If at least one time series has an undefined metric, then the aggregated metric is also undefined.
If K-Fold cross-test is used for evaluation, these aggregated metrics are then averaged over all folds, ignoring folds that yield undefined metric values.
Metric |
Aggregation method |
|---|---|
Mean Absolute Scaled Error (MASE) |
Average across all time series |
Mean Absolute Percentage Error (MAPE) |
Average across all time series |
Symmetric MAPE |
Average across all time series |
Mean Absolute Error (MAE) |
Average across all time series |
Mean Squared Error (MSE) |
Average across all time series |
Mean Scaled Interval Score (MSIS) |
Average across all time series |
Mean Absolute Quantile Loss (MAQL) |
First compute the mean of each quantile loss across time series then compute the mean across all quantiles |
Mean Weighted Quantile Loss (MWQL) |
First compute the mean of each quantile loss across time series then compute the mean across all quantiles. Finally divide by the sum of the absolute target value across all time series |
Root Mean Squared Error (RMSE) |
Square-root of the aggregated Mean Squared Error (MSE) |
Normalized Deviation (ND) |
Sum of the absolute error across all time series, divided by the sum of the absolute target value across all time series |
Performance: Per time series metrics¶
For multiple time series datasets, DSS also shows the metrics of each individual time series.
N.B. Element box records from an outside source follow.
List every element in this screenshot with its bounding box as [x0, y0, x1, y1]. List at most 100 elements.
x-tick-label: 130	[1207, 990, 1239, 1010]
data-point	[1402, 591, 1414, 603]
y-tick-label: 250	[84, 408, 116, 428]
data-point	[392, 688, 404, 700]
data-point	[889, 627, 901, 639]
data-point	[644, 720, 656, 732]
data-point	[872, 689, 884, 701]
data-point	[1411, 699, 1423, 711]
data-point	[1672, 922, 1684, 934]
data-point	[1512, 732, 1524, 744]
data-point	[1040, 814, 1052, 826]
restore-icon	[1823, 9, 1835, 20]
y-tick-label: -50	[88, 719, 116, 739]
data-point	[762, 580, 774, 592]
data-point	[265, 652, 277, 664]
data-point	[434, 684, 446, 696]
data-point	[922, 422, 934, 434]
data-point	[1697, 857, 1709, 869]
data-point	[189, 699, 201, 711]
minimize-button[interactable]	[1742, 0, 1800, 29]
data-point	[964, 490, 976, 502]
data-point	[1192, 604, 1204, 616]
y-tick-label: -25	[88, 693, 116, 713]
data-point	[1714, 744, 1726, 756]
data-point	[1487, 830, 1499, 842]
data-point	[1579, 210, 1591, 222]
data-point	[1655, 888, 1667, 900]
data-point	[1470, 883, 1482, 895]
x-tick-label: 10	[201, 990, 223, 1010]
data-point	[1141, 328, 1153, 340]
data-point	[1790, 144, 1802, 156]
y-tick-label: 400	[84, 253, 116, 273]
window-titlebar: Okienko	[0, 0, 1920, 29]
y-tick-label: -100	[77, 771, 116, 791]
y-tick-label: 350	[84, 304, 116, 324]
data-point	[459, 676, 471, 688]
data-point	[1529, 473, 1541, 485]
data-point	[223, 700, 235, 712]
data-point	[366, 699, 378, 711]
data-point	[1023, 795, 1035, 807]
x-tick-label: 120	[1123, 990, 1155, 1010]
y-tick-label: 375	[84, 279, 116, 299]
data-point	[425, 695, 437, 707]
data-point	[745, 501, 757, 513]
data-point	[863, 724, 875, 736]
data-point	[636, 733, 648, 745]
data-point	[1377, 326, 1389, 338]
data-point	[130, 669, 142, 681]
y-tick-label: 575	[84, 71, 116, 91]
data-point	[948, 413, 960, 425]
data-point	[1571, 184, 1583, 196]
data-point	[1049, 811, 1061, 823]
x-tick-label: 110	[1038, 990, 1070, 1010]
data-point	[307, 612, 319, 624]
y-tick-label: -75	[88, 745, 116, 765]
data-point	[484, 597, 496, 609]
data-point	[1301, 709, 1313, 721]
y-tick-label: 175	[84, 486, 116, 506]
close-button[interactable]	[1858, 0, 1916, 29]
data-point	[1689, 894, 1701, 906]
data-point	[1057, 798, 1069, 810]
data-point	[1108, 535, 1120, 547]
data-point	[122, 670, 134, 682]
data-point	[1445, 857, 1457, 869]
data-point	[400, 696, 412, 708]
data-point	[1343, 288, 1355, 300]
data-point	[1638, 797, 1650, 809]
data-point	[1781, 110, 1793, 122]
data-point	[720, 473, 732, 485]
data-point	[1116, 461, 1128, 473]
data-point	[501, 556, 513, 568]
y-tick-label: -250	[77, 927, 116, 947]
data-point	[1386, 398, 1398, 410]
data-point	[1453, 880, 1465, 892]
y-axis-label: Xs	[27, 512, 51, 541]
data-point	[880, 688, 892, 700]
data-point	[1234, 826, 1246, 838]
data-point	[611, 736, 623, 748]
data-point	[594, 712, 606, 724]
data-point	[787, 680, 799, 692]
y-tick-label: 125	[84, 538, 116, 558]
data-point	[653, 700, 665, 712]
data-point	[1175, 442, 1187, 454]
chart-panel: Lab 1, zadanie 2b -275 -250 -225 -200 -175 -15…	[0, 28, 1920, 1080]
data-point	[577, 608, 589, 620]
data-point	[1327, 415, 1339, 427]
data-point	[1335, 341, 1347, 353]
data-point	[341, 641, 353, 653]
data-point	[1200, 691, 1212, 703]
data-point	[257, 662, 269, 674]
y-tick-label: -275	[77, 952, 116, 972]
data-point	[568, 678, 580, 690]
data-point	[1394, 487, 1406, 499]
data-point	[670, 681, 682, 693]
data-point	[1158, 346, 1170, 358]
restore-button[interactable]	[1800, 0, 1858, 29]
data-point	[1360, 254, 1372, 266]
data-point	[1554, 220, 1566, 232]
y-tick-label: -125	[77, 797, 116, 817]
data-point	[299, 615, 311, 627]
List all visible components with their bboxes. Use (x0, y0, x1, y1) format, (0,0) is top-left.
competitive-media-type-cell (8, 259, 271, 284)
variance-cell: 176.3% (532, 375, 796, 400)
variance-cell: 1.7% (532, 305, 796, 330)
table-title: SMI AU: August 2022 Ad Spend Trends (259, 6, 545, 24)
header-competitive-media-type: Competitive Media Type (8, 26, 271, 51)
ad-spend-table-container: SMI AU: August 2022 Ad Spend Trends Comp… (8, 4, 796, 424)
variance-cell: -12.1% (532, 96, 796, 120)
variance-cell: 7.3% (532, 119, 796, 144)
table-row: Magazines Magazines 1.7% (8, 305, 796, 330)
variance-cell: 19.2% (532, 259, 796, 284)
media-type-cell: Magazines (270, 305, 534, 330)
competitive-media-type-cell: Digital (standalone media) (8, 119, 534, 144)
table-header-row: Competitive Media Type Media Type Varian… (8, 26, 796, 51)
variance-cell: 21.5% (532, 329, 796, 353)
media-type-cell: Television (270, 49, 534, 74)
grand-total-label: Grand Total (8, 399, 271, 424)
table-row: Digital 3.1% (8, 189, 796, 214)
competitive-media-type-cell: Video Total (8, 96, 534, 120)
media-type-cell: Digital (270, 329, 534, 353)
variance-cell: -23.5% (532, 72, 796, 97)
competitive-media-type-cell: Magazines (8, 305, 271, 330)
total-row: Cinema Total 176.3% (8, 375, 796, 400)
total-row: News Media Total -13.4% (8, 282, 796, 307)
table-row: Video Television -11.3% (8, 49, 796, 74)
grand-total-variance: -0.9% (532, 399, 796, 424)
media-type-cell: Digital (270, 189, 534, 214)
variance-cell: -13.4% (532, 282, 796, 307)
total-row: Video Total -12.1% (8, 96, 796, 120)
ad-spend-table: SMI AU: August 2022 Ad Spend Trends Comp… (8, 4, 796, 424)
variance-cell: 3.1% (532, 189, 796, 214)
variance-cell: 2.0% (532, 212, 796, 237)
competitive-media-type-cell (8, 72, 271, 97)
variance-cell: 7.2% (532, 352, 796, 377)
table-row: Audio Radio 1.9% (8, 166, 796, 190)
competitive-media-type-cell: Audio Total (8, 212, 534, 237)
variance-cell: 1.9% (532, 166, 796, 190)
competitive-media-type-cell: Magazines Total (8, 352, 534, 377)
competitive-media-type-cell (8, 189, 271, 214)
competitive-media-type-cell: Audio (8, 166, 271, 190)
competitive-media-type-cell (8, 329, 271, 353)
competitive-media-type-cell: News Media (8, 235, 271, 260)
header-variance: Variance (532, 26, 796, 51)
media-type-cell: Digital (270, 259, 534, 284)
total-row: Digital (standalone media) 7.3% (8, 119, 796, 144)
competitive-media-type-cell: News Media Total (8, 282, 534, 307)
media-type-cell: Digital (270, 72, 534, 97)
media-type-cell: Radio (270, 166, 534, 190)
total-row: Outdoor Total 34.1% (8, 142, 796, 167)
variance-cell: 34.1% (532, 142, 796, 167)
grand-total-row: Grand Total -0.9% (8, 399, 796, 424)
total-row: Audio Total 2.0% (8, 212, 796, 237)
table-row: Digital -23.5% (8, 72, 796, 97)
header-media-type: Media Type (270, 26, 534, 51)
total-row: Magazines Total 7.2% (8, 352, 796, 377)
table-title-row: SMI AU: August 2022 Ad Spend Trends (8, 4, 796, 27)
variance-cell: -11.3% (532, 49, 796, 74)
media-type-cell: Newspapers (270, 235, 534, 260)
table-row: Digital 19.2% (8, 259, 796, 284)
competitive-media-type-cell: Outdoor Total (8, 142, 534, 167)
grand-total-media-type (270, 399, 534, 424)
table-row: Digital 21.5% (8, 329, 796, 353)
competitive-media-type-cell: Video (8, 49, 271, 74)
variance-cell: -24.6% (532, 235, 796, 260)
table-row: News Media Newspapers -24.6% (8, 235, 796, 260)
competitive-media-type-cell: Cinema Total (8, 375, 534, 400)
If K-Fold cross-test is used for evaluation, per time series metrics are aggregated over each fold for each time series, ignoring folds that yield undefined metric values.
Model Information: Algorithm¶
For multiple time series datasets, some models train one algorithm per time series under the hood (mainly ARIMA and Seasonal LOESS). The resulting per times series hyperparameters are shown in this tab, if any.
Model Information: Model Coefficients¶
Some models, such as ARIMA, ETS, Prophet, etc. have a set of coefficients that can be used to interpret the model. Those coefficients are shown in this tab. When applicable, the p-values and t-values of those coefficients can also be shown.
Model Information: Residuals¶
Residuals are differences between observed data points and the values predicted by the model. Analysis of such residuals is useful to assess how a model behaves on the historical data it has been optimized on. In Dataiku, those residuals can be visualized with 4 graphs.
Note
Residuals are computed for every possible value of the historical data. Therefore their computation can take a long time. The computation can be manually skipped by checking “Skip expensive reports” before training the model (Design > Runtime environment > Performance tuning).
Standardized residuals histogram¶
This graph represents the distribution of standardized residuals. Alongside the histogram is plotted a z-distribution.
Standardized residuals over time¶
This plot is a representation of the standardized residuals over time. In simpler terms, this is a standardized representation of the error on the historical data.
Normal Q-Q Plot¶
A Q-Q plot is a plot of standardized residuals against what would be a theoretical z-distribution of residuals.
Correlogram¶
This is a plot of auto-correlation computed for different lag values (up to 10).
Model Information: Information criteria¶
Information criteria, such as the Akaike Information Criterion (AIC), Bayesian Information Criterion (BIC), and Hannan-Quinn Information Criterion (HQIC), are metrics that help in model selection by evaluating the trade-off between a model’s goodness of fit and its complexity.
Use these criteria to compare different models trained on the same dataset. A model with a lower information criterion value is generally preferred, as it indicates a better balance between accuracy and simplicity, which can help prevent overfitting.
Note
These criteria are only available for statistical models (ARIMA, ETS, Seasonal Trend) where a likelihood function can be calculated.